Op de voorpagina van het novembernummer van Ziezoo stond een foto van een nieuwe kangoeroesoort in de collectie; de moeraswallabie; een soort uit het oosten van Australië.
Op de voorpagina van het novembernummer van Ziezoo stond een foto van een nieuwe kangoeroesoort in de collectie; de moeraswallabie; een soort uit het oosten van Australië. Daar loopt, evenwijdig aan de kust, een bergketen, the Great Dividing Range, die het droge Australische binnenland scheidt van het veel vochtiger klimaat langs de kust. Overal in deze kuststrook waar de vegetatie dicht genoeg is voor moeraswallabies om zich in te verschuilen, is deze soort vinden.
Moeraswallabies zijn buitenbeentjes in de kangoeroefamilie. De meeste verschillen hebben te maken met het dieet van deze dieren. Kangoeroes eten vooral gras, moeraswallabies leggen zich juist toe op het stugge blad van veel soorten struiken. Als echte bladeters hebben ze zelfs geen probleem met verschillende plantensoorten die als uiterst giftig bekend staan. Een aanpassing die we bijvoorbeeld ook kennen van bladetende apensoorten.
Ook het gebit van deze soort is anders dan bij de overige kangoeroe’s. Eén van de kiezen is extra groot en breed, en uitermate geschikt om het stugge voedsel mee klein te ‘snijden’. In tegenstelling tot wat bij kangoeroes normaal is, wordt die speciale kies ook niet gewisseld.

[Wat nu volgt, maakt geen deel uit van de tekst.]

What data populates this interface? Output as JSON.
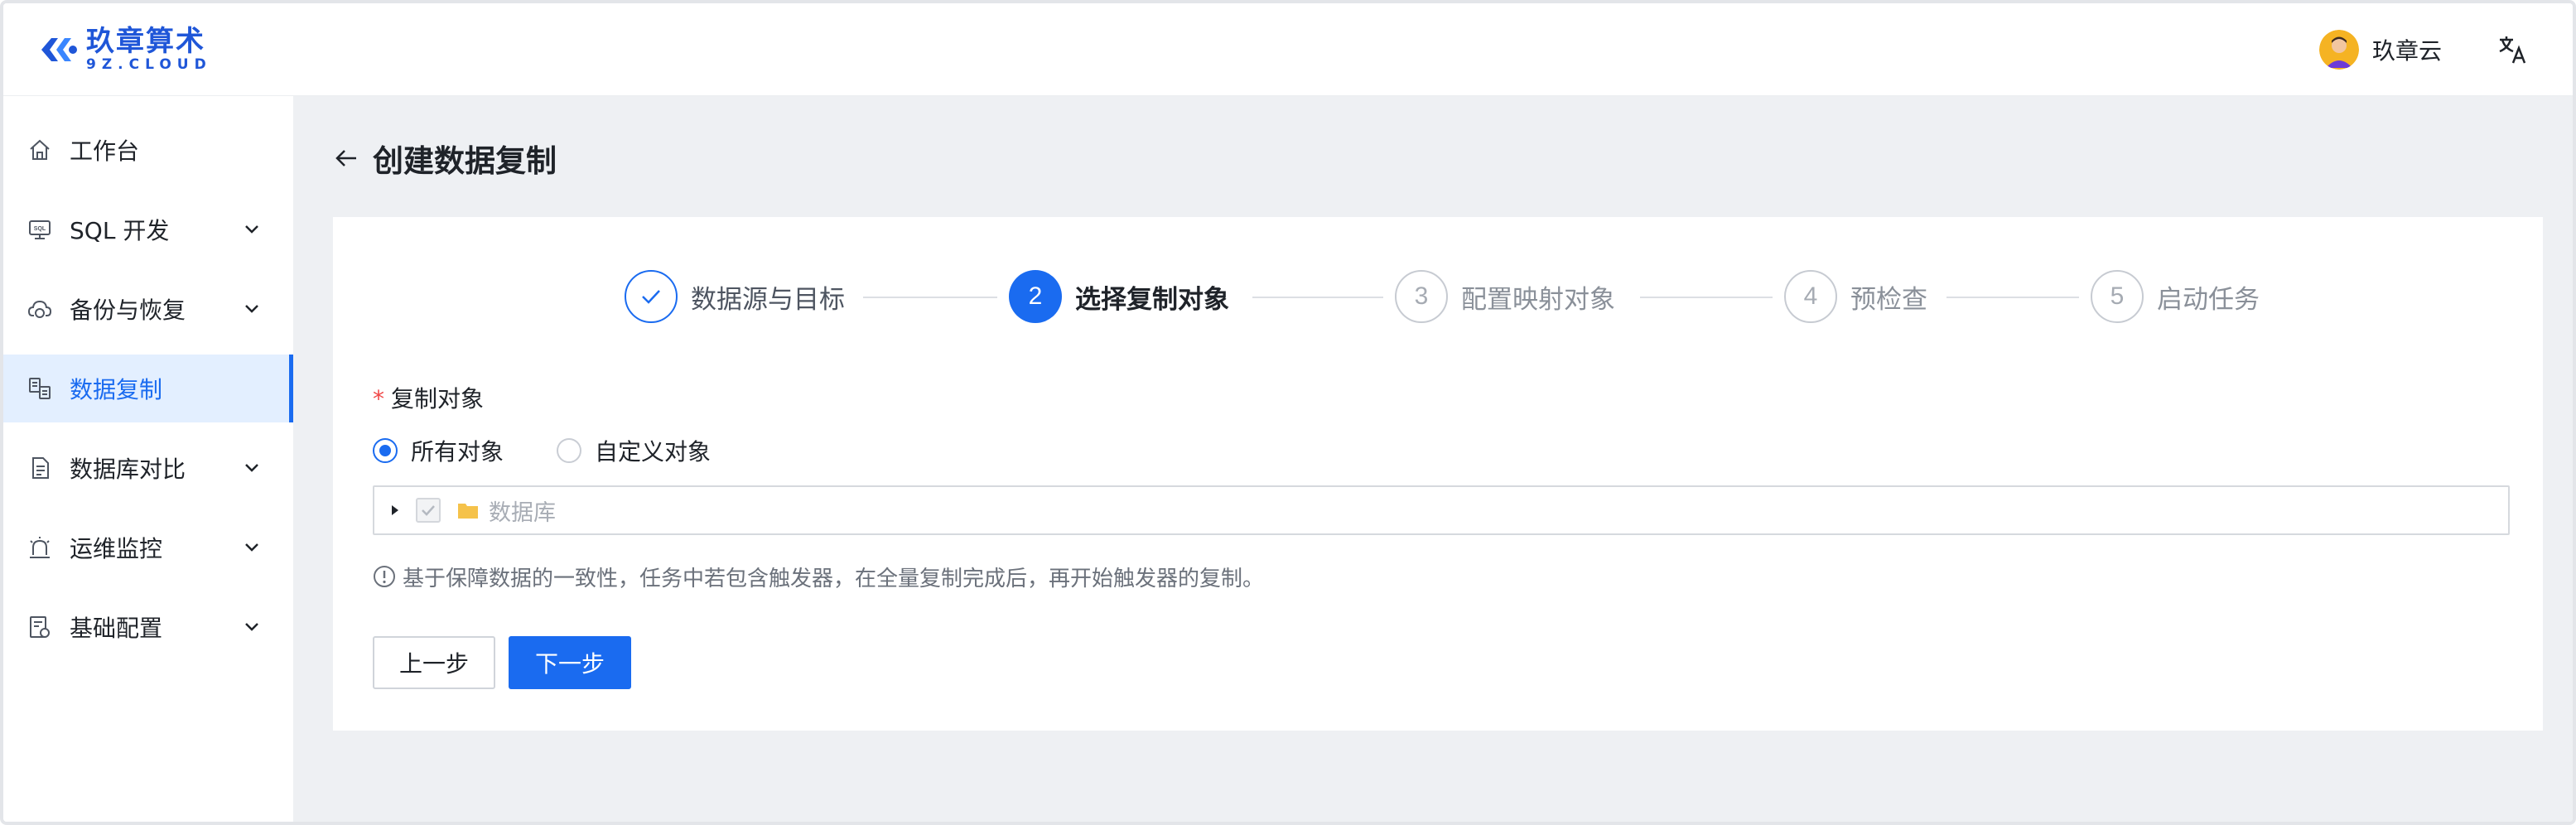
{
  "app": {
    "logo_cn": "玖章算术",
    "logo_en": "9Z.CLOUD",
    "user_name": "玖章云",
    "brand_color": "#1a6bf0"
  },
  "sidebar": {
    "items": [
      {
        "label": "工作台",
        "icon": "home-icon",
        "has_children": false,
        "active": false
      },
      {
        "label": "SQL 开发",
        "icon": "sql-monitor-icon",
        "has_children": true,
        "active": false
      },
      {
        "label": "备份与恢复",
        "icon": "cloud-sync-icon",
        "has_children": true,
        "active": false
      },
      {
        "label": "数据复制",
        "icon": "data-copy-icon",
        "has_children": false,
        "active": true
      },
      {
        "label": "数据库对比",
        "icon": "compare-doc-icon",
        "has_children": true,
        "active": false
      },
      {
        "label": "运维监控",
        "icon": "alarm-icon",
        "has_children": true,
        "active": false
      },
      {
        "label": "基础配置",
        "icon": "config-icon",
        "has_children": true,
        "active": false
      }
    ]
  },
  "page": {
    "title": "创建数据复制"
  },
  "steps": [
    {
      "number": "1",
      "label": "数据源与目标",
      "status": "done"
    },
    {
      "number": "2",
      "label": "选择复制对象",
      "status": "current"
    },
    {
      "number": "3",
      "label": "配置映射对象",
      "status": "todo"
    },
    {
      "number": "4",
      "label": "预检查",
      "status": "todo"
    },
    {
      "number": "5",
      "label": "启动任务",
      "status": "todo"
    }
  ],
  "form": {
    "required_mark": "*",
    "field_label": "复制对象",
    "radio_options": [
      {
        "label": "所有对象",
        "checked": true
      },
      {
        "label": "自定义对象",
        "checked": false
      }
    ],
    "tree": {
      "node_label": "数据库",
      "checked": true,
      "disabled": true
    },
    "hint": "基于保障数据的一致性，任务中若包含触发器，在全量复制完成后，再开始触发器的复制。"
  },
  "buttons": {
    "prev_label": "上一步",
    "next_label": "下一步"
  }
}
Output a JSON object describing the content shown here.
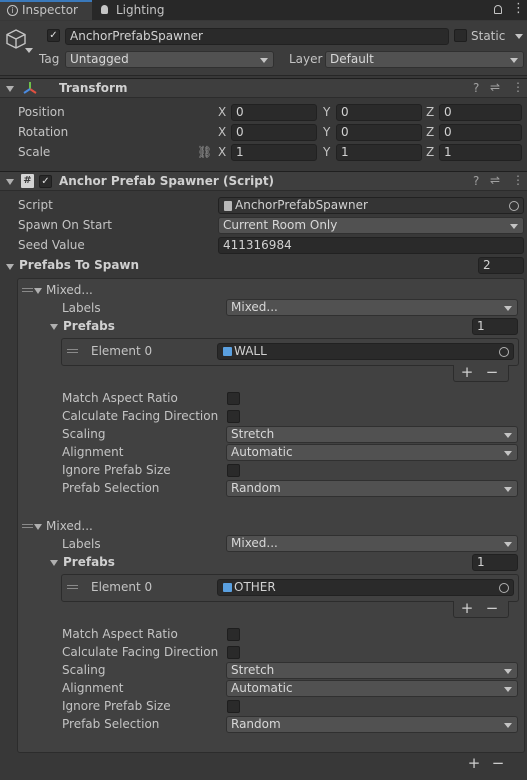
{
  "tabs": {
    "inspector": "Inspector",
    "lighting": "Lighting"
  },
  "object": {
    "name": "AnchorPrefabSpawner",
    "static_label": "Static",
    "tag_label": "Tag",
    "tag_value": "Untagged",
    "layer_label": "Layer",
    "layer_value": "Default"
  },
  "transform": {
    "title": "Transform",
    "rows": [
      {
        "label": "Position",
        "x": "0",
        "y": "0",
        "z": "0"
      },
      {
        "label": "Rotation",
        "x": "0",
        "y": "0",
        "z": "0"
      },
      {
        "label": "Scale",
        "x": "1",
        "y": "1",
        "z": "1"
      }
    ],
    "axis_x": "X",
    "axis_y": "Y",
    "axis_z": "Z"
  },
  "script_comp": {
    "title": "Anchor Prefab Spawner (Script)",
    "script_label": "Script",
    "script_value": "AnchorPrefabSpawner",
    "spawn_label": "Spawn On Start",
    "spawn_value": "Current Room Only",
    "seed_label": "Seed Value",
    "seed_value": "411316984",
    "prefabs_to_spawn_label": "Prefabs To Spawn",
    "prefabs_to_spawn_count": "2"
  },
  "entries": [
    {
      "header": "Mixed...",
      "labels_label": "Labels",
      "labels_value": "Mixed...",
      "prefabs_label": "Prefabs",
      "prefabs_count": "1",
      "element_label": "Element 0",
      "element_value": "WALL",
      "match_label": "Match Aspect Ratio",
      "facing_label": "Calculate Facing Direction",
      "scaling_label": "Scaling",
      "scaling_value": "Stretch",
      "alignment_label": "Alignment",
      "alignment_value": "Automatic",
      "ignore_label": "Ignore Prefab Size",
      "selection_label": "Prefab Selection",
      "selection_value": "Random"
    },
    {
      "header": "Mixed...",
      "labels_label": "Labels",
      "labels_value": "Mixed...",
      "prefabs_label": "Prefabs",
      "prefabs_count": "1",
      "element_label": "Element 0",
      "element_value": "OTHER",
      "match_label": "Match Aspect Ratio",
      "facing_label": "Calculate Facing Direction",
      "scaling_label": "Scaling",
      "scaling_value": "Stretch",
      "alignment_label": "Alignment",
      "alignment_value": "Automatic",
      "ignore_label": "Ignore Prefab Size",
      "selection_label": "Prefab Selection",
      "selection_value": "Random"
    }
  ],
  "buttons": {
    "plus": "+",
    "minus": "−"
  }
}
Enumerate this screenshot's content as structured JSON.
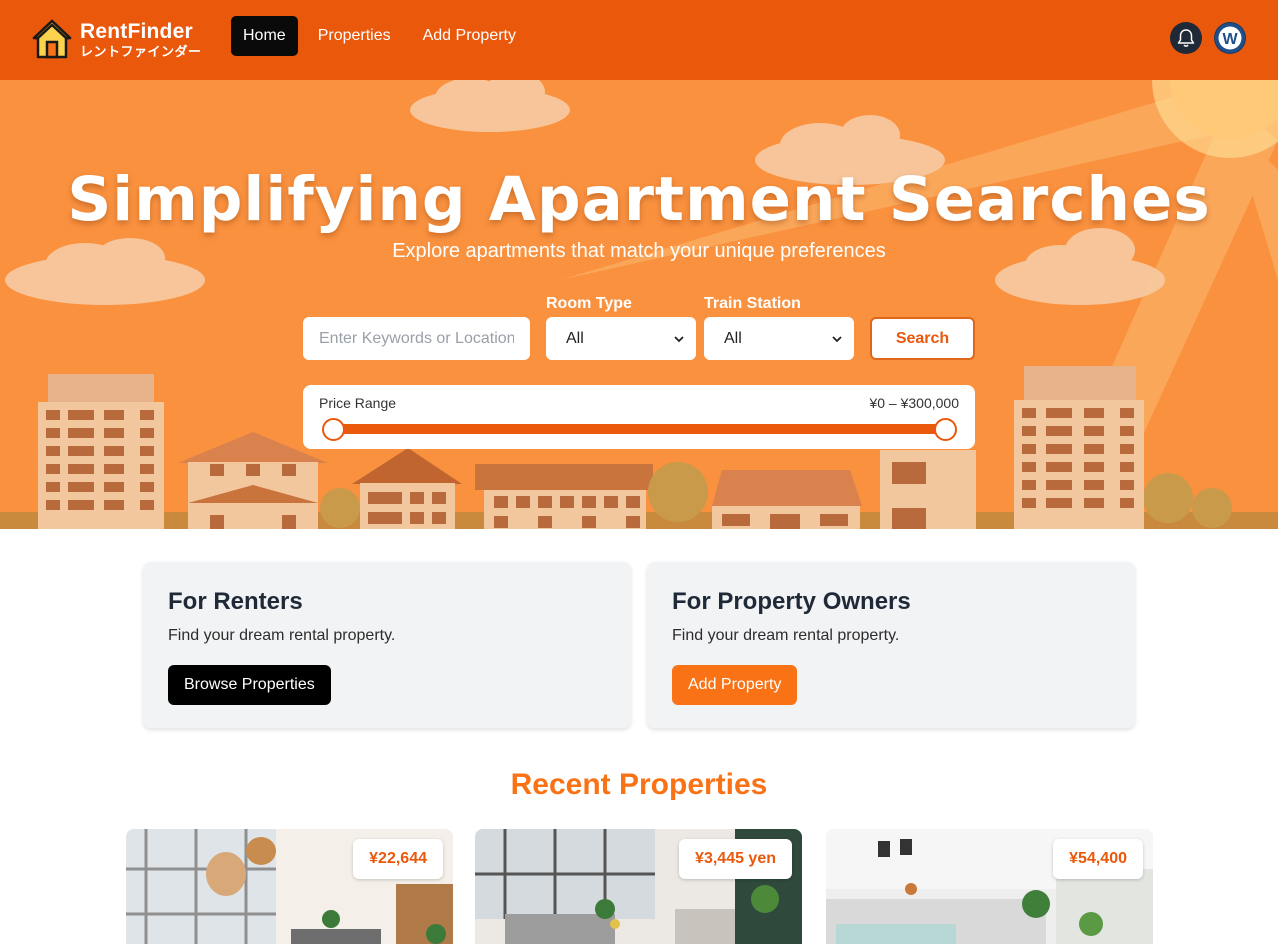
{
  "brand": {
    "name": "RentFinder",
    "subtitle": "レントファインダー"
  },
  "nav": {
    "links": [
      {
        "label": "Home",
        "active": true
      },
      {
        "label": "Properties",
        "active": false
      },
      {
        "label": "Add Property",
        "active": false
      }
    ],
    "notifications_icon": "bell-icon",
    "avatar_initial": "W"
  },
  "hero": {
    "title": "Simplifying Apartment Searches",
    "subtitle": "Explore apartments that match your unique preferences",
    "search": {
      "keyword_placeholder": "Enter Keywords or Location",
      "room_type_label": "Room Type",
      "room_type_value": "All",
      "train_station_label": "Train Station",
      "train_station_value": "All",
      "search_button": "Search"
    },
    "price": {
      "label": "Price Range",
      "value_text": "¥0 – ¥300,000",
      "min_fraction": 0,
      "max_fraction": 1
    }
  },
  "cards": [
    {
      "title": "For Renters",
      "text": "Find your dream rental property.",
      "button": "Browse Properties"
    },
    {
      "title": "For Property Owners",
      "text": "Find your dream rental property.",
      "button": "Add Property"
    }
  ],
  "recent": {
    "title": "Recent Properties",
    "properties": [
      {
        "price": "¥22,644"
      },
      {
        "price": "¥3,445 yen"
      },
      {
        "price": "¥54,400"
      }
    ]
  },
  "colors": {
    "primary": "#ea580c",
    "hero_bg": "#f9913f",
    "accent": "#f97316",
    "dark": "#000000"
  }
}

Op het gebied van de voortplanting is bij kangoeroes juist de Bennet’s wallabie, de soort die nu plaats heeft moeten maken, uitzonderlijk. Ze hebben een geboorteseizoen en krijgen dus maar één jong per jaar. Andere kangoeroesoorten, en dat geldt ook voor moeraswallabies, zijn wat hun voortplanting betreft niet seizoensgebonden. In elke tijd van het jaar kan het gebeuren dat er een jong geboren wordt. Zo’n jong is maar een miniem schepseltje. Zelfs het jong van reuzenkangoeroes is nauwelijks groter dan een hommel. Het baant zich een weg door de vacht van moeder naar de buidel, zuigt zich daar vast aan een tepel en daar vindt dan de verdere ontwikkeling plaats. Pas maanden later is voor het eerst een kopje te zien dat uit de buidel steekt, en dan duurt het nog een hele tijd voordat het jong zo nu en dan helemaal de buidel verlaat. Bij moeraswallabies gebeurt dat pas als het jong al acht tot negen maanden oud is.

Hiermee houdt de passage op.